Für das Begehren der Klägerin ist der Sekundäranspruch in Gestalt des Folgenbeseitigungsanspruchs ausreichend, aber auch erforderlich. Während der das Schadensersatzrecht beherrschende Anspruch auf Naturalrestitution sich hypothetisch an der Zukunft orientiert, ist der Wiederherstellungsanspruch aus dem Folgenbeseitigungsanspruch auf einen Zustand in der Vergangenheit - unter Abschneiden einer eventuellen künftigen Entwicklung - gerichtet. Dementsprechend ändert es nichts am Bestehen des Anspruchs, dass nach § 10
Abs. 1 Satz 2 UrlV Urlaub, der nicht bis zum 30. April des folgenden Jahres angetreten ist, grundsätzlich verfällt, was bei der Klägerin im Jahr 2013 auch tatsächlich hinsichtlich eines Teils ihre Jahresurlaubs 2012 geschehen ist. Ein Mitverschulden der Klägerin entsprechend § 254
BGB, das auch beim Folgenbeseitigungsanspruch zu berücksichtigen wäre, ist nicht ersichtlich. Sie hat erstmal mit der E-Mail vom 13. Januar 2012 Kenntnis von ihrem auf der Grundlage des § 3
Abs. 7 Satz 4 UrlV neu berechneten Urlaubsanspruchs für 2011 erlangt. Auch der Beklagtenvertreter hat hierzu in der mündlichen Verhandlung erklärt, dass im Jahr 2011 aufgrund offener Detailfragen eine korrekte Berechnung nicht habe erfolgen können.

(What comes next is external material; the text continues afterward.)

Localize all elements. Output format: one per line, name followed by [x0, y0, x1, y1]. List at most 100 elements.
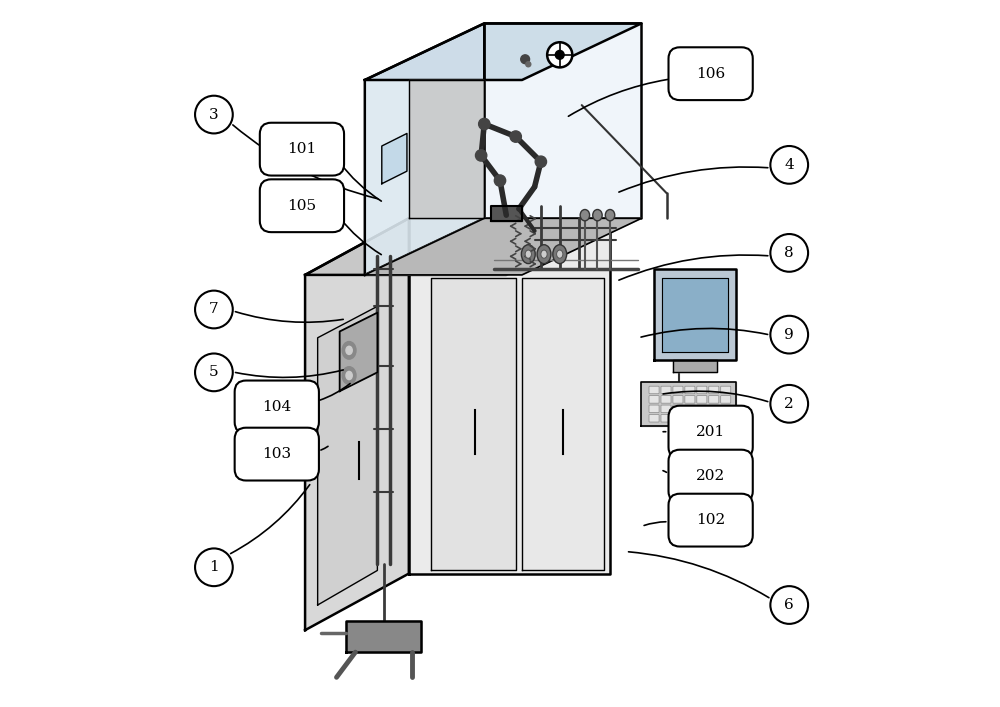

Hieraus folgt, dass der Urlaubsanspruch der Klägerin für das Jahr 2011 unter Außerachtlassung der Anwendung des § 3
Abs. 7 Satz 4 UrlV zu berechnen gewesen wäre. Dann aber hätten der Klägerin 30 statt 29 Urlaubstage zugestanden. Sie hat daher aus dem Jahr 2011 noch einen Anspruch auf einen weiteren Urlaubstag.
3. Die Kostenentscheidung stützt sich auf § 154
Abs. 1
VwGO. Die Entscheidung über die vorläufige Vollstreckbarkeit beruht auf § 167
Abs. 1
VwGO i. V. m. § 708
Nr. 11
ZPO. Der Einräumung einer Abwendungsbefugnis nach § 711
ZPO bedurfte es angesichts der allenfalls geringen vorläufig vollstreckbaren Aufwendungen der Klägerin nicht.
4. Gründe für eine Zulassung der Berufung durch das Verwaltungsgericht nach § 124
Abs. 1, § 124a
Abs. 1 Satz 1
i. V. m. § 124
Abs. 2 Nrn. 3 und 4
VwGO liegen nicht vor. Dem Klageanspruch wurde nicht aufgrund genereller Erwägungen zur Rechtmäßigkeit
bzw. Rechtswidrigkeit des § 3
Abs. 7 Satz 4 UrlV, sondern wegen der Besonderheiten der Fallgestaltung bei der erstmaligen Umsetzung der Neuregelung im Übergangsjahr 2011 entsprochen.